Ok also ähm
2 1/2 Jahre Unsicherheit...
HPV16 ... die Impfung gab es noch nicht als ich damals gerade nicht wusste, ob ich schwanger bin(ich war es zum Glück nicht wie sich später herausstellte), mich meine "große Liebe" verließ, die
mich wie sich offenbarte über Monate belogen und betrogen hatte, und ich erstmalig durch den Abstrich erfuhr, dass sich meine Zellen verändert hatten.
3d
Nicht gut, aber noch nicht extrem schlimm. Das kann sich noch bessern. Der Körper muss das mit sich selbst ausmachen, hiess es damals. Irgendwo habe ich gelesen, dass es zwar medizinisch nicht
anerkannt ist, aber es doch auch von der psychischen Verfassung abhängen kann, ob der Körper es packt.
Nunja... ich hatte einen Nervenzusammenbruch damals... mir ging es nicht gut... und nichts hat sich gebessert.
Alle 3 Monate ein neuer Abstrich - alle 3 Monate wieder 3d. Im Dezember die Entscheidung - über zwei Jahre warten, über zwei Jahre das gleiche Ergebnis... eine Absicherung über eine Konisation wäre
besser. Ich war der Meinung, die Frauenärztin auch, während der Arzt der meine Abstriche im Labor begutachtete, erst noch meinte, dass man in meinem Alter noch länger warten könne.
(Sofort operiert man wohl eine Stufe später bei 4a - 4b ist Krebs. )
Nunja... irgendwie hatte ich damit gerechnet, dass wieder 3d festgestellt wird, das belastete Gewebe aber entfernt wird und ich danach endlich meine Ruhe habe.
"immer aufs Beste hoffen und das Schlimmste erwarten"
Auch mit dem "worst case" Gedanken hatte ich mich auseinander gesetzt. Krebs, Entfernung der Gebärmutter, usw. Aber diese Gedanken habe ich meistens verdrängt, wenngleich sie immer präsent waren
und ich 2 1/2 Jahre voller Höhen und Tiefs hatte.
Heute das Ergebnis.

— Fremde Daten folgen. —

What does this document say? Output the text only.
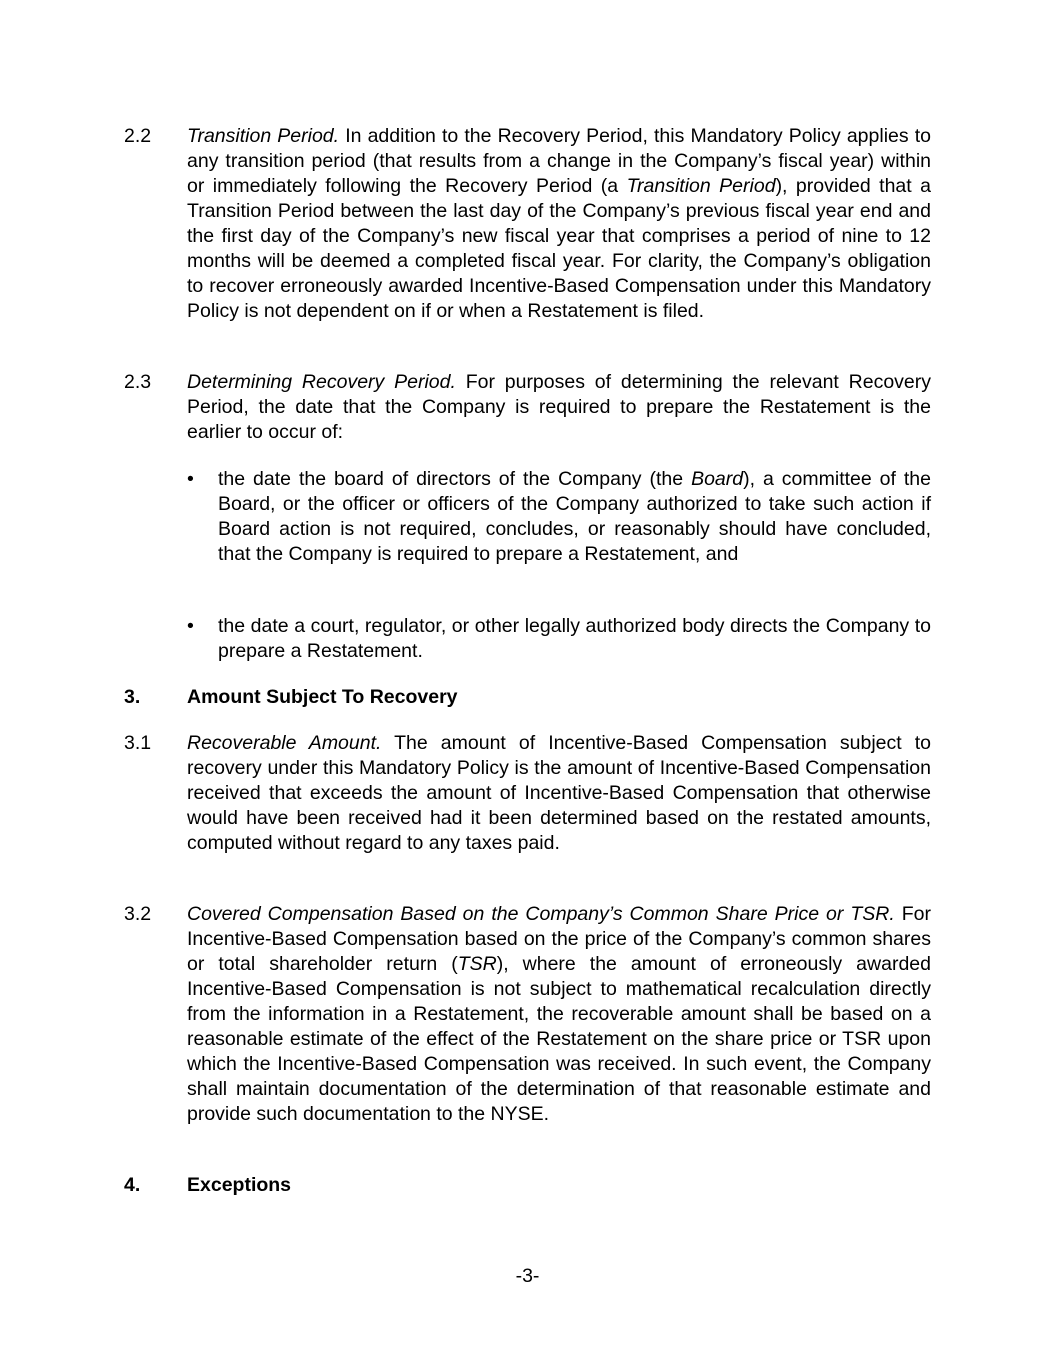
2.2	Transition Period. In addition to the Recovery Period, this Mandatory Policy applies to any transition period (that results from a change in the Company’s fiscal year) within or immediately following the Recovery Period (a Transition Period), provided that a Transition Period between the last day of the Company’s previous fiscal year end and the first day of the Company’s new fiscal year that comprises a period of nine to 12 months will be deemed a completed fiscal year. For clarity, the Company’s obligation to recover erroneously awarded Incentive-Based Compensation under this Mandatory Policy is not dependent on if or when a Restatement is filed.
2.3	Determining Recovery Period. For purposes of determining the relevant Recovery Period, the date that the Company is required to prepare the Restatement is the earlier to occur of:
•	the date the board of directors of the Company (the Board), a committee of the Board, or the officer or officers of the Company authorized to take such action if Board action is not required, concludes, or reasonably should have concluded, that the Company is required to prepare a Restatement, and
•	the date a court, regulator, or other legally authorized body directs the Company to prepare a Restatement.
3.	Amount Subject To Recovery
3.1	Recoverable Amount. The amount of Incentive-Based Compensation subject to recovery under this Mandatory Policy is the amount of Incentive-Based Compensation received that exceeds the amount of Incentive-Based Compensation that otherwise would have been received had it been determined based on the restated amounts, computed without regard to any taxes paid.
3.2	Covered Compensation Based on the Company’s Common Share Price or TSR. For Incentive-Based Compensation based on the price of the Company’s common shares or total shareholder return (TSR), where the amount of erroneously awarded Incentive-Based Compensation is not subject to mathematical recalculation directly from the information in a Restatement, the recoverable amount shall be based on a reasonable estimate of the effect of the Restatement on the share price or TSR upon which the Incentive-Based Compensation was received. In such event, the Company shall maintain documentation of the determination of that reasonable estimate and provide such documentation to the NYSE.
4.	Exceptions
-3-
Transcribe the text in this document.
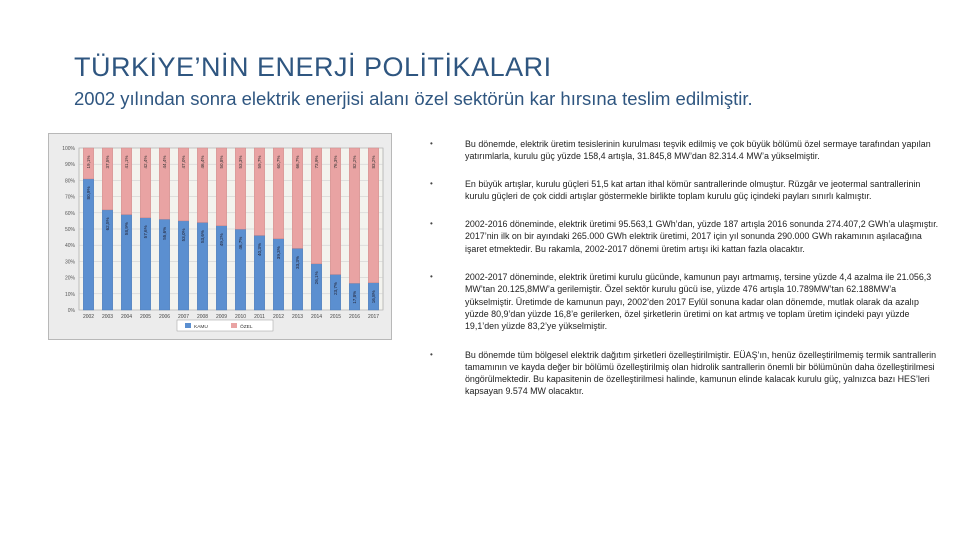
TÜRKİYE’NİN ENERJİ POLİTİKALARI
2002 yılından sonra elektrik enerjisi alanı özel sektörün kar hırsına teslim edilmiştir.
100%
90%
80%
70%
60%
50%
40%
30%
20%
10%
0%
19,1%
80,9%
2002
37,5%
62,5%
2003
41,1%
58,9%
2004
42,4%
57,6%
2005
44,4%
55,6%
2006
47,0%
53,0%
2007
46,4%
53,6%
2008
50,8%
49,2%
2009
53,3%
46,7%
2010
59,7%
40,3%
2011
60,7%
39,3%
2012
66,7%
33,3%
2013
73,9%
26,1%
2014
76,3%
23,7%
2015
82,2%
17,8%
2016
83,2%
16,8%
2017
KAMU	ÖZEL
•	Bu dönemde, elektrik üretim tesislerinin kurulması teşvik edilmiş ve çok büyük bölümü özel sermaye tarafından yapılan yatırımlarla, kurulu güç yüzde 158,4 artışla, 31.845,8 MW’dan 82.314.4 MW’a yükselmiştir.
•	En büyük artışlar, kurulu güçleri 51,5 kat artan ithal kömür santrallerinde olmuştur. Rüzgâr ve jeotermal santrallerinin kurulu güçleri de çok ciddi artışlar göstermekle birlikte toplam kurulu güç içindeki payları sınırlı kalmıştır.
•	2002-2016 döneminde, elektrik üretimi 95.563,1 GWh’dan, yüzde 187 artışla 2016 sonunda 274.407,2 GWh’a ulaşmıştır. 2017’nin ilk on bir ayındaki 265.000 GWh elektrik üretimi, 2017 için yıl sonunda 290.000 GWh rakamının aşılacağına işaret etmektedir. Bu rakamla, 2002-2017 dönemi üretim artışı iki kattan fazla olacaktır.
•	2002-2017 döneminde, elektrik üretimi kurulu gücünde, kamunun payı artmamış, tersine yüzde 4,4 azalma ile 21.056,3 MW’tan 20.125,8MW’a gerilemiştir. Özel sektör kurulu gücü ise, yüzde 476 artışla 10.789MW’tan 62.188MW’a yükselmiştir. Üretimde de kamunun payı, 2002’den 2017 Eylül sonuna kadar olan dönemde, mutlak olarak da azalıp yüzde 80,9’dan yüzde 16,8’e gerilerken, özel şirketlerin üretimi on kat artmış ve toplam üretim içindeki payı yüzde 19,1’den yüzde 83,2’ye yükselmiştir.
•	Bu dönemde tüm bölgesel elektrik dağıtım şirketleri özelleştirilmiştir. EÜAŞ’ın, henüz özelleştirilmemiş termik santrallerin tamamının ve kayda değer bir bölümü özelleştirilmiş olan hidrolik santrallerin önemli bir bölümünün daha özelleştirilmesi öngörülmektedir. Bu kapasitenin de özelleştirilmesi halinde, kamunun elinde kalacak kurulu güç, yalnızca bazı HES’leri kapsayan 9.574 MW olacaktır.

Das Fax kam erst als ich schon bei meiner Ärztin im Behandlungszimmer saß. Sie las sich die 2 Seiten durch und schaute so... ich konnte es nicht definieren wie sie schaute...
Auf jeden Fall nicht erfreut.
Schweigen.
4a
Schweigen.
Sie war selbst ein wenig irritiert und erklärte mir dann, was das im Speziellen bedeutet oder bedeutet hatte...
Das hatte sie nicht erwartet und ich auch nicht.
Irgendwie froh und doch auch geschockt ging ich nachdem einige Fragen geklärt worden waren. "Und sie wissen ja, die nächsten Wochen nicht baden und keinen Sex!" Wir lachen uns an. "Ja, ich muss es
halt sagen!" entschuldigt sie sich, nachdem ich ihr beim letzten Besuch vor der OP bei diesen Aussagen einen ironischen Kommentar geschenkt hatte - Keine Badewanne und seit Monaten keinen Freund
und keinen Sex - da würde ich das sicher auch noch ein paar weitere Wochen aushalten...
Ich rief meine Eltern und meine Schwester an, um ihnen die Ergebnisse mitzuteilen. Realisiert habe ich das Ganze noch nicht wirklich. Ich fuhr nach hause und stand neben mir. Irgendwie wird
mir erst so langsam bewußt wie haarscharf ich am Krebs vorbeigeschrammt bin, wieviel Glück ich hatte, dass wir die OP doch jetzt gemacht haben, weil alles belastete Gewebe entfernt wurde, wie wenig
wirklich zum "worst case" gefehlt hätte...
Im April mit dem Beginn meines Praktikums höre ich mit dem Rauchen auf.